GÖRÜNTÜLÜ

Leyla Zana, AP'nin davetlisi olarak Strasbourg'da

AP üyeleriyle bir araya gelen HDP'li Zana, Kürt Halk Önderi Öcalan'a tecridin kaldırılmasını istedi.

AP üyeleriyle bir araya gelen HDP'li Zana, Kürt Halk Önderi Öcalan'a tecridin kaldırılmasını istedi. Uluslararası kurumların çözüm için rol üstlenmeleri gerektiğini belirten Zana, 1 Kasım'daki seçimler adil bir şekilde yapılmadığı takdirde toplumun ayrışabileceği uyarısında bulundu.

Avrupa Parlamentosu'nun (AP) davetlisi olarak Strasbourg'a gelen HDP Milletvekili Leyla Zana, burada pek çok toplantıya katıldı. AP Genel Kurulu'nda Avrupa Birliği (AB) Komisyonu Başkan Yardımcısı ve Dışilişkiler Yüksek Temsilcisi Mogheri'nin "Türkiye'de ve Suriye'de Durum'' konulu iki oturumda AB'nin bu iki meseleye dair görüşlerini ve tutumunu beyan etmesi bekleniyor. 

Bu toplantı öncesi HDP'nin ve Kürt halkının tutumunu öğrenmek için Strasbourg'a davet edilen Zana, önce Sol Birlik, Yeşiller ve sosyalistlerin ortaklaşa organize ettikleri bir toplantıya katıldı. Devamında Avrupa Sol Birlik Grubuna hitaben 1 saatlik grup toplantısına katılan Zana, daha sonra ise AP Yeşiller ve Özgürlükler Grubuna hitaben konuşma yaptı. Zana akşam ise Yeşiller ve Özgürlükler İcra Bürosu Grubu'nun yemeğine katıldı. 

Zana Perşembe günü ise AP başkanı Martin Schulz ile bir araya gelecek.

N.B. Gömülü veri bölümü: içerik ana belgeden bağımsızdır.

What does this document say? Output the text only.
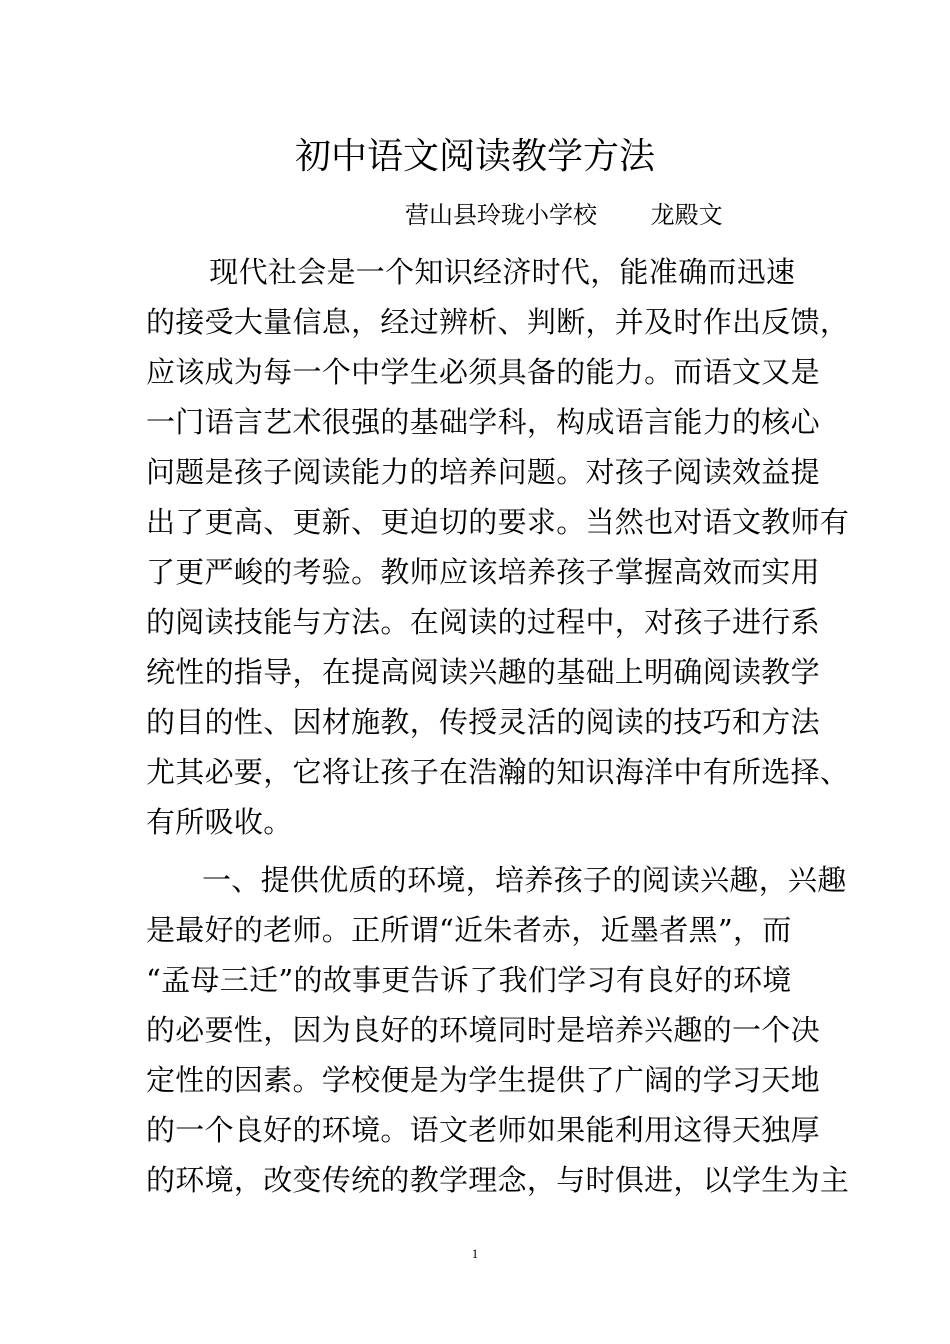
初中语文阅读教学方法
营山县玲珑小学校 龙殿文
　现代社会是一个知识经济时代，能准确而迅速
的接受大量信息，经过辨析、判断，并及时作出反馈，
应该成为每一个中学生必须具备的能力。而语文又是
一门语言艺术很强的基础学科，构成语言能力的核心
问题是孩子阅读能力的培养问题。对孩子阅读效益提
出了更高、更新、更迫切的要求。当然也对语文教师有
了更严峻的考验。教师应该培养孩子掌握高效而实用
的阅读技能与方法。在阅读的过程中，对孩子进行系
统性的指导，在提高阅读兴趣的基础上明确阅读教学
的目的性、因材施教，传授灵活的阅读的技巧和方法
尤其必要，它将让孩子在浩瀚的知识海洋中有所选择、
有所吸收。
一、提供优质的环境，培养孩子的阅读兴趣，兴趣
是最好的老师。正所谓“近朱者赤，近墨者黑”，而
“孟母三迁”的故事更告诉了我们学习有良好的环境
的必要性，因为良好的环境同时是培养兴趣的一个决
定性的因素。学校便是为学生提供了广阔的学习天地
的一个良好的环境。语文老师如果能利用这得天独厚
的环境，改变传统的教学理念，与时俱进，以学生为主
1
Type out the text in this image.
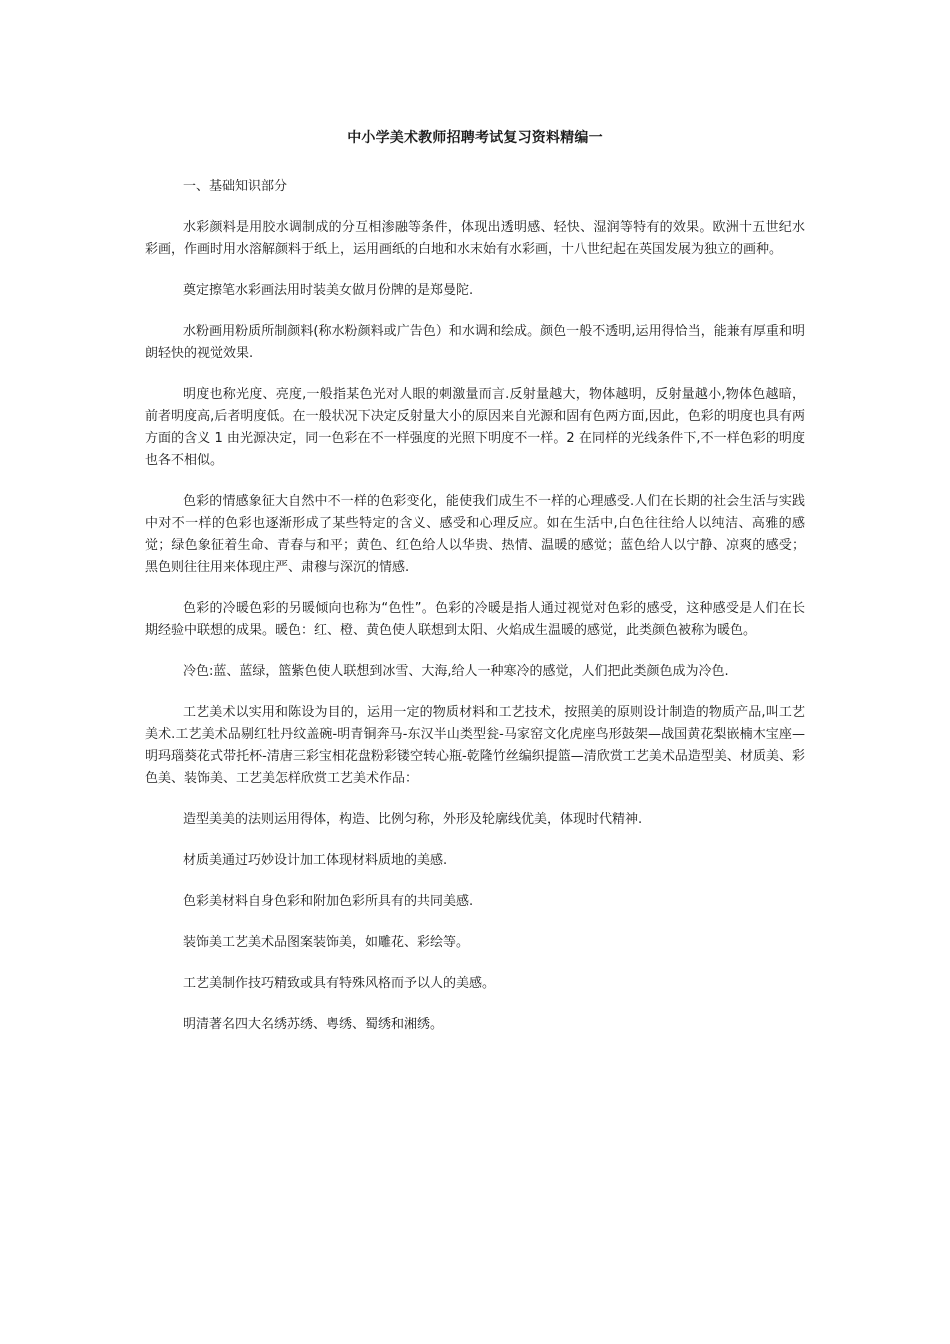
中小学美术教师招聘考试复习资料精编一

一、基础知识部分

水彩颜料是用胶水调制成的分互相渗融等条件，体现出透明感、轻快、湿润等特有的效果。欧洲十五世纪水彩画，作画时用水溶解颜料于纸上，运用画纸的白地和水末始有水彩画，十八世纪起在英国发展为独立的画种。

奠定擦笔水彩画法用时装美女做月份牌的是郑曼陀.

水粉画用粉质所制颜料(称水粉颜料或广告色）和水调和绘成。颜色一般不透明,运用得恰当，能兼有厚重和明朗轻快的视觉效果.

明度也称光度、亮度,一般指某色光对人眼的刺激量而言.反射量越大，物体越明，反射量越小,物体色越暗，前者明度高,后者明度低。在一般状况下决定反射量大小的原因来自光源和固有色两方面,因此，色彩的明度也具有两方面的含义 1 由光源决定，同一色彩在不一样强度的光照下明度不一样。2 在同样的光线条件下,不一样色彩的明度也各不相似。

色彩的情感象征大自然中不一样的色彩变化，能使我们成生不一样的心理感受.人们在长期的社会生活与实践中对不一样的色彩也逐渐形成了某些特定的含义、感受和心理反应。如在生活中,白色往往给人以纯洁、高雅的感觉；绿色象征着生命、青春与和平；黄色、红色给人以华贵、热情、温暖的感觉；蓝色给人以宁静、凉爽的感受；黑色则往往用来体现庄严、肃穆与深沉的情感.

色彩的冷暖色彩的另暖倾向也称为“色性”。色彩的冷暖是指人通过视觉对色彩的感受，这种感受是人们在长期经验中联想的成果。暖色：红、橙、黄色使人联想到太阳、火焰成生温暖的感觉，此类颜色被称为暖色。

冷色:蓝、蓝绿，篮紫色使人联想到冰雪、大海,给人一种寒冷的感觉，人们把此类颜色成为冷色.

工艺美术以实用和陈设为目的，运用一定的物质材料和工艺技术，按照美的原则设计制造的物质产品,叫工艺美术.工艺美术品剔红牡丹纹盖碗-明青铜奔马-东汉半山类型瓮-马家窑文化虎座鸟形鼓架—战国黄花梨嵌楠木宝座—明玛瑙葵花式带托杯-清唐三彩宝相花盘粉彩镂空转心瓶-乾隆竹丝编织提篮—清欣赏工艺美术品造型美、材质美、彩色美、装饰美、工艺美怎样欣赏工艺美术作品：

造型美美的法则运用得体，构造、比例匀称，外形及轮廓线优美，体现时代精神.

材质美通过巧妙设计加工体现材料质地的美感.

色彩美材料自身色彩和附加色彩所具有的共同美感.

装饰美工艺美术品图案装饰美，如雕花、彩绘等。

工艺美制作技巧精致或具有特殊风格而予以人的美感。

明清著名四大名绣苏绣、粤绣、蜀绣和湘绣。
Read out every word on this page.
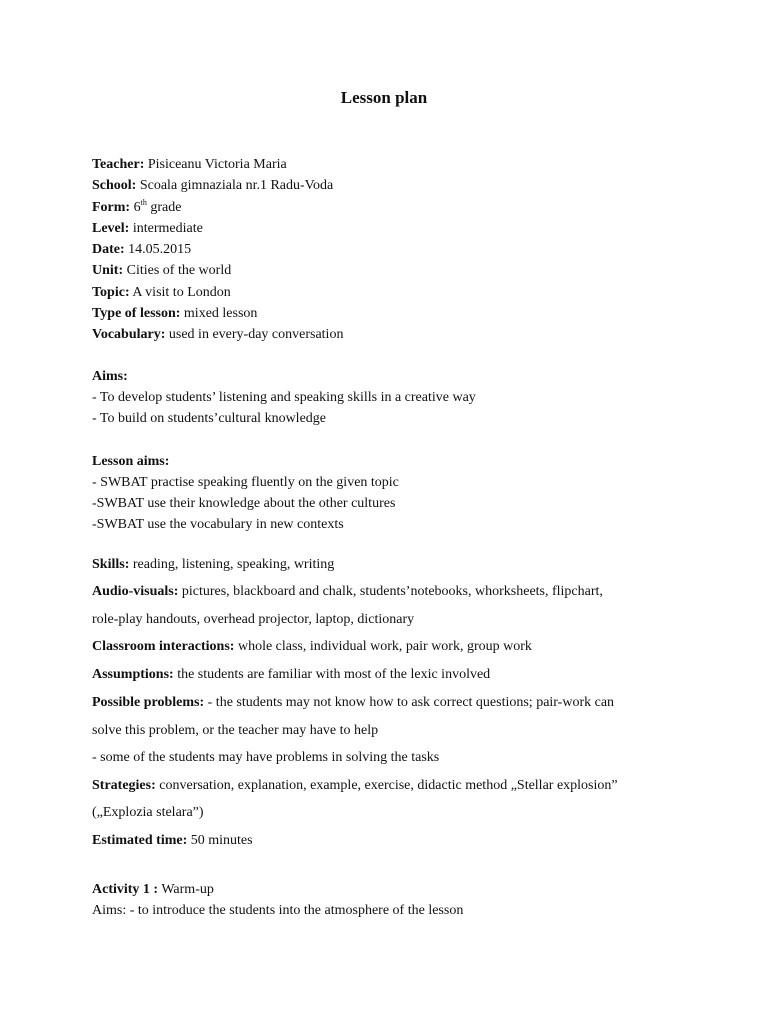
Lesson plan
Teacher: Pisiceanu Victoria Maria
School: Scoala gimnaziala nr.1 Radu-Voda
Form: 6th grade
Level: intermediate
Date: 14.05.2015
Unit: Cities of the world
Topic: A visit to London
Type of lesson: mixed lesson
Vocabulary: used in every-day conversation
Aims:
- To develop students’ listening and speaking skills in a creative way
- To build on students’cultural knowledge
Lesson aims:
- SWBAT practise speaking fluently on the given topic
-SWBAT use their knowledge about the other cultures
-SWBAT use the vocabulary in new contexts
Skills: reading, listening, speaking, writing
Audio-visuals: pictures, blackboard and chalk, students’notebooks, whorksheets, flipchart,
role-play handouts, overhead projector, laptop, dictionary
Classroom interactions: whole class, individual work, pair work, group work
Assumptions: the students are familiar with most of the lexic involved
Possible problems: - the students may not know how to ask correct questions; pair-work can
solve this problem, or the teacher may have to help
- some of the students may have problems in solving the tasks
Strategies: conversation, explanation, example, exercise, didactic method „Stellar explosion”
(„Explozia stelara”)
Estimated time: 50 minutes
Activity 1 : Warm-up
Aims: - to introduce the students into the atmosphere of the lesson
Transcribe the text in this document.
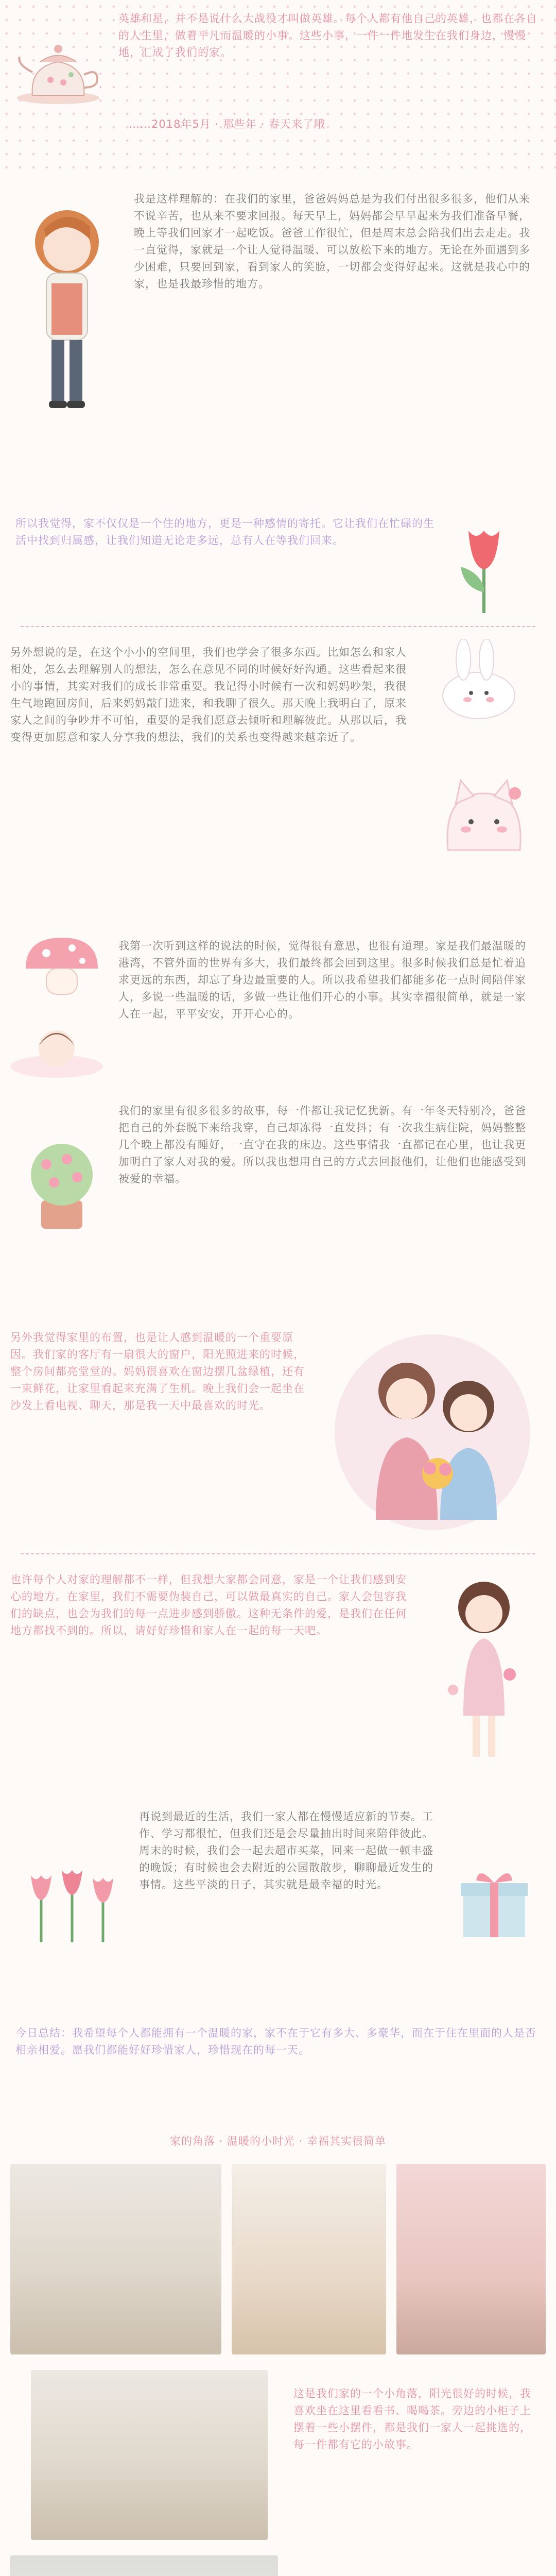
英雄和星，并不是说什么大战役才叫做英雄。每个人都有他自己的英雄，也都在各自的人生里，做着平凡而温暖的小事。这些小事，一件一件地发生在我们身边，慢慢地，汇成了我们的家。
……2018年5月 · 那些年 · 春天来了哦
我是这样理解的：在我们的家里，爸爸妈妈总是为我们付出很多很多，他们从来不说辛苦，也从来不要求回报。每天早上，妈妈都会早早起来为我们准备早餐，晚上等我们回家才一起吃饭。爸爸工作很忙，但是周末总会陪我们出去走走。我一直觉得，家就是一个让人觉得温暖、可以放松下来的地方。无论在外面遇到多少困难，只要回到家，看到家人的笑脸，一切都会变得好起来。这就是我心中的家，也是我最珍惜的地方。
所以我觉得，家不仅仅是一个住的地方，更是一种感情的寄托。它让我们在忙碌的生活中找到归属感，让我们知道无论走多远，总有人在等我们回来。
另外想说的是，在这个小小的空间里，我们也学会了很多东西。比如怎么和家人相处，怎么去理解别人的想法，怎么在意见不同的时候好好沟通。这些看起来很小的事情，其实对我们的成长非常重要。我记得小时候有一次和妈妈吵架，我很生气地跑回房间，后来妈妈敲门进来，和我聊了很久。那天晚上我明白了，原来家人之间的争吵并不可怕，重要的是我们愿意去倾听和理解彼此。从那以后，我变得更加愿意和家人分享我的想法，我们的关系也变得越来越亲近了。
我第一次听到这样的说法的时候，觉得很有意思，也很有道理。家是我们最温暖的港湾，不管外面的世界有多大，我们最终都会回到这里。很多时候我们总是忙着追求更远的东西，却忘了身边最重要的人。所以我希望我们都能多花一点时间陪伴家人，多说一些温暖的话，多做一些让他们开心的小事。其实幸福很简单，就是一家人在一起，平平安安，开开心心的。
我们的家里有很多很多的故事，每一件都让我记忆犹新。有一年冬天特别冷，爸爸把自己的外套脱下来给我穿，自己却冻得一直发抖；有一次我生病住院，妈妈整整几个晚上都没有睡好，一直守在我的床边。这些事情我一直都记在心里，也让我更加明白了家人对我的爱。所以我也想用自己的方式去回报他们，让他们也能感受到被爱的幸福。
另外我觉得家里的布置，也是让人感到温暖的一个重要原因。我们家的客厅有一扇很大的窗户，阳光照进来的时候，整个房间都亮堂堂的。妈妈很喜欢在窗边摆几盆绿植，还有一束鲜花，让家里看起来充满了生机。晚上我们会一起坐在沙发上看电视、聊天，那是我一天中最喜欢的时光。
也许每个人对家的理解都不一样，但我想大家都会同意，家是一个让我们感到安心的地方。在家里，我们不需要伪装自己，可以做最真实的自己。家人会包容我们的缺点，也会为我们的每一点进步感到骄傲。这种无条件的爱，是我们在任何地方都找不到的。所以，请好好珍惜和家人在一起的每一天吧。
再说到最近的生活，我们一家人都在慢慢适应新的节奏。工作、学习都很忙，但我们还是会尽量抽出时间来陪伴彼此。周末的时候，我们会一起去超市买菜，回来一起做一顿丰盛的晚饭；有时候也会去附近的公园散散步，聊聊最近发生的事情。这些平淡的日子，其实就是最幸福的时光。
今日总结：我希望每个人都能拥有一个温暖的家，家不在于它有多大、多豪华，而在于住在里面的人是否相亲相爱。愿我们都能好好珍惜家人，珍惜现在的每一天。
家的角落 · 温暖的小时光 · 幸福其实很简单
这是我们家的一个小角落，阳光很好的时候，我喜欢坐在这里看看书、喝喝茶。旁边的小柜子上摆着一些小摆件，都是我们一家人一起挑选的，每一件都有它的小故事。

'TECRİT KALKMALI, MÜZAKERE BAŞLAMALI'

AP üyeleri ile yaptığı toplantıda Kuzey Kürdistan'daki durumu aktaran Zana, Kürtlerin ana dilde eğitim, kendi kendi yönetme, özgür yaşam gibi beklentilerinin Türk devleti tarafından baskı ve sindirme ile karşılandığını ifade etti. Kürt Halk Önderi Abdullah Öcalan'a yönelik tecride de değinen Zana, AKP'nin çatışma ortamını derinleştiren politikalarıyla Türkiye'nin 'Suriyeleşmeye' doğru ilerlediğini kaydetti. Bunun önünün alınması gerektiği vurgusunu yapan Zana, tecridin bir an önce kaldırılmasını ve müzakere sürecine girilmesini istedi. Zana, Kürt sorununun çözümü için "üçüncü göz" önerisinde de bulundu.

'AKP HALKIN KARARINI TANIMIYOR'

Türkiye'de ciddi bir sistem sorunu olduğunu dile getiren Zana, sistemin ret ve inkardan yana olmasıyla PYD ile DAİŞ barbarlarının dahi aynı kefeye konulduğunu söyledi. Zana, AKP hükümetine tepki göstererek, "Kürtler siyaset yapsın, şiddetten vazgeçsin, diyen siyasal iktidar, Kürtler sandıkta yüzde 13’lük bir oran alınca 'hayır ben bu iradeyi kabul etmiyorum' diyor. 'Halk yanlış yapmıştır, halkın verdiği oy yanlışlıkla verilmiştir, anlamamıştır, onun için ben tekrar ona anlatırım. Sandığa gittiğinizde beni seçerseniz siyasi iradeyi kabul ederim' noktasına gelindi" ifadelerini kullandı.

'BM, AB VEYA AK SORUMLULUK ALMALI'

Uluslararası toplumu Kürt sorunu konusunda Türkiye’ye çağrı yapmanın ötesine geçmeye davet eden Zana; BM, AB veya Avrupa Konseyi’nin bu alanda sorumluluk alarak arabuluculuk yapabileceğini kaydetti.

'TOPLUMU BİR ARADA TUTMAK ZORLAŞIR'

1 Kasım seçimlerinin adil bir biçimde yapılmayacağına dair kaygıların olduğunu aktaran Zana, "Sandığa gölge düşerse, toplumun bütün bileşenlerini bir arada tutmak artık çok güç olacak. Ekonomi ve uluslararası ilişkiler de bundan zarar görecek" öngörüsünde bulundu.